In practice, one often assumes that the data are from an approximately normally distributed population. If that assumption is justified, then about 68% of the values are at within 1 standard deviation away from the mean, about 95% of the values are within two standard deviations and about 99.7% lie within 3 standard deviations. This is known as the "68-95-99.7 rule".

## Relationship between standard deviation and mean

The mean and the standard deviation of a set of data are usually reported together. In a certain sense, the standard deviation is the "natural" measure of statistical dispersion if the center of the data is measured by the mean. The precise statement is the following: suppose x1, ..., xn are real numbers and define the function

$\sigma(r) = \sqrt{\frac{1}{N} \sum_{i=1}^N (x_i - r)^2}$

Using calculus, it is not difficult to show that σ(r) has a unique minimum for

$r = \overline{x}$

The coefficient of variation of a sample is the ratio of the standard devation to the mean. It is a dimensionless number that can be used to compare the amount of variance between populations with different means.

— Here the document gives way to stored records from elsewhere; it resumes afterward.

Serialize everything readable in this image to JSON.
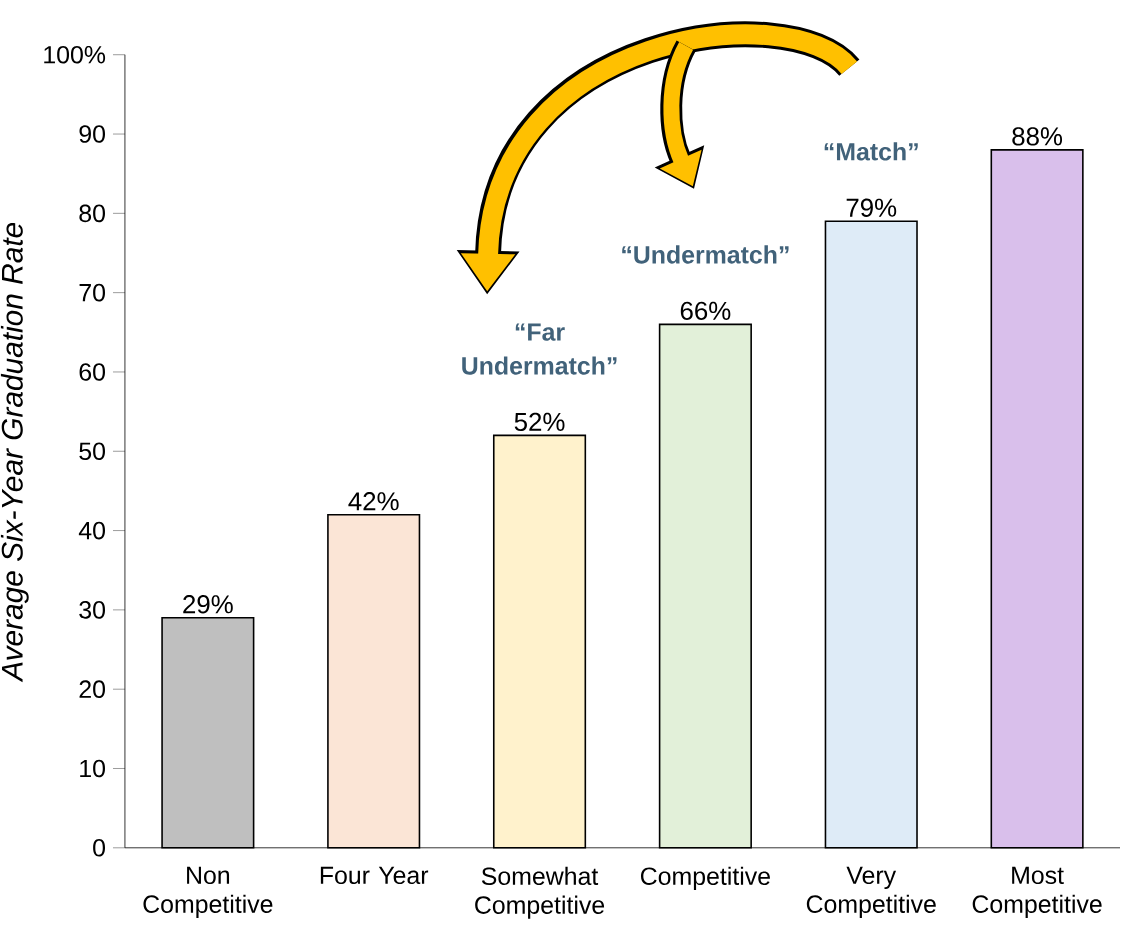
{
  "chart_data": {
    "type": "bar",
    "ylabel": "Average Six-Year Graduation Rate",
    "categories": [
      "Non Competitive",
      "Four Year",
      "Somewhat Competitive",
      "Competitive",
      "Very Competitive",
      "Most Competitive"
    ],
    "values": [
      29,
      42,
      52,
      66,
      79,
      88
    ],
    "value_labels": [
      "29%",
      "42%",
      "52%",
      "66%",
      "79%",
      "88%"
    ],
    "colors": [
      "#bfbfbf",
      "#fbe5d6",
      "#fff2cc",
      "#e2f0d9",
      "#deebf7",
      "#d9bfeb"
    ],
    "ylim": [
      0,
      100
    ],
    "yticks": [
      0,
      10,
      20,
      30,
      40,
      50,
      60,
      70,
      80,
      90,
      {
        "value": 100,
        "label": "100%"
      }
    ],
    "grid": false,
    "annotations": [
      "“Far Undermatch”",
      "“Undermatch”",
      "“Match”"
    ]
  }
}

## Geometric interpretation

To gain some geometric insights, we will start with a population of three values, x1, x2, x3. This defines a point P = (x1, x2, x3) in R3. Consider the line L = {(r, r, r) : r in R}. This is the "main diagonal" going through the origin. If our three given values were all equal, then the standard deviation would be zero and P would lie on L. So it is not unreasonable to assume that the standard deviation is related to the distance of P to L. And that is indeed the case. Moving orthogonally from P to the line L, one hits the point

$R = (\overline{x},\overline{x},\overline{x})$

whose coordinates are the mean of the values we started out with. A little algebra shows that the distance between P and R (which is the same as the distance between P and the line L) is given by σ√3. An analogous formula (with 3 replaced by N) is also valid for a population of N values; we then have to work in RN.